1Il est fréquent de mettre en rapport littérature et histoire : l’existence d’un genre spécifique (le roman historique), la valeur documentaire des textes littéraires du passé ou leur dimension sociale ainsi que l’importance de l’épaisseur temporelle dans l’analyse des récits de fiction, chez Paul Ricoeur notamment, nous invitent à ces rapprochements, et de nombreux colloques et publications collectives témoignent de la stabilité de cette thématique dans les études comparatistes en particulier. Le lien entre littérature et géographie est en revanche rarement invoqué, alors que le recours aux métaphores de nature géographique pour décrire des faits littéraires ne cesse d’être une constante de la discipline1. Les causes de ce vide relatif sont nombreuses et nous ne les examinerons pas dans ce cadre, mais nous mettrons, en revanche, en évidence ce qui justifie une approche de la littérature à la lumière de la géographie (et réciproquement), et ce qui, dans l’évolution actuelle des disciplines, peut conduire à cette démarche, voire à un changement de paradigme en sciences humaines qui puisse justifier ce parallèle.

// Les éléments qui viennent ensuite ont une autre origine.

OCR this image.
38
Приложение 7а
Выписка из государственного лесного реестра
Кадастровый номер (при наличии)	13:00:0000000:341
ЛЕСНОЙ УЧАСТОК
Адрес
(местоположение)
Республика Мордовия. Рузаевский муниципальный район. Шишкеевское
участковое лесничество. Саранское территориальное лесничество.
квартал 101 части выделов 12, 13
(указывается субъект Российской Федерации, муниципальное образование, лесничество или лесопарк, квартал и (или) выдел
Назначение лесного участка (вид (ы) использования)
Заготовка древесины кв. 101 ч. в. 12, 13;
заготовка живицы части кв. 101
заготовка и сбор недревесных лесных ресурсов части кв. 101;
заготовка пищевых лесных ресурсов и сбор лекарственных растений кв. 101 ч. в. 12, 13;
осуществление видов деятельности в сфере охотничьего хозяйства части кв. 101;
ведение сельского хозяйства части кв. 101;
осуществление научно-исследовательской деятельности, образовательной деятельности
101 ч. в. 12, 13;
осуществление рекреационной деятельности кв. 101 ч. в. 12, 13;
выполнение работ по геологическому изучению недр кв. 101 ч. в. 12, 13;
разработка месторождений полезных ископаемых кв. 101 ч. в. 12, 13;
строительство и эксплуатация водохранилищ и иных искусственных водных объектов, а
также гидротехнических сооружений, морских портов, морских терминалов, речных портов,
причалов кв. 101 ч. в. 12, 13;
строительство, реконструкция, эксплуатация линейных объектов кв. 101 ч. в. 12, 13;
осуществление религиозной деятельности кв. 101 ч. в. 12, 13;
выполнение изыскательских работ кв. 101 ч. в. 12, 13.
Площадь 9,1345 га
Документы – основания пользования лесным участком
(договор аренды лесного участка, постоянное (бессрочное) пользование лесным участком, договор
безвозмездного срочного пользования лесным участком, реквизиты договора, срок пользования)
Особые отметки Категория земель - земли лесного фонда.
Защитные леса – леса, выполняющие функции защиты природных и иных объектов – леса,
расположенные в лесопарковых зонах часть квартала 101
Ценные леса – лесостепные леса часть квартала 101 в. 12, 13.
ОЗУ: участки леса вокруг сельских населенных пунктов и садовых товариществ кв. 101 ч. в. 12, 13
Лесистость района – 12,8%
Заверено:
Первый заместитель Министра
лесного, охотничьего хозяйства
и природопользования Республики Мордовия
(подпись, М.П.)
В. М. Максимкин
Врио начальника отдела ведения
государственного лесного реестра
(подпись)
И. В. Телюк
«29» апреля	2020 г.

2Depuis les années 1990, l’apparition de travaux qui rapprochent les deux disciplines, et l’émergence de la géopoétique marquent une étape dans les rapports entre littérature et géographie. La géopoétique se définit ainsi elle-même comme « Une théorie-pratique transdisciplinaire applicable à tous les domaines de la vie et de la recherche, qui a pour but de rétablir et d’enrichir le rapport Homme-Terre depuis longtemps rompu, avec les conséquences que l’on sait sur les plans écologique, psychologique et intellectuel, développant ainsi de nouvelles perspectives existentielles dans un monde refondé2. » Le développement de ce courant des études littéraires au Canada, notamment à travers des manifestations comme les « cafés géo » ou le journal Le Magellan de l’Université Laval à Québec3 atteste un changement de perspective sur le rapport entre études géographiques et études littéraires. Si une nécessaire prudence épistémologique s’impose en la matière, et si des rapprochements trop hâtifs peuvent faire l’objet de rappels à l’ordre justifiés qui reflètent un souci de séparation légitime entre régulations internes de disciplines qui ont leur identité méthodologique4, il semble cependant possible, hors toute thèse confusionniste, d’interroger les intersections possibles entre certains textes littéraires et une discipline géographique en pleine mutation.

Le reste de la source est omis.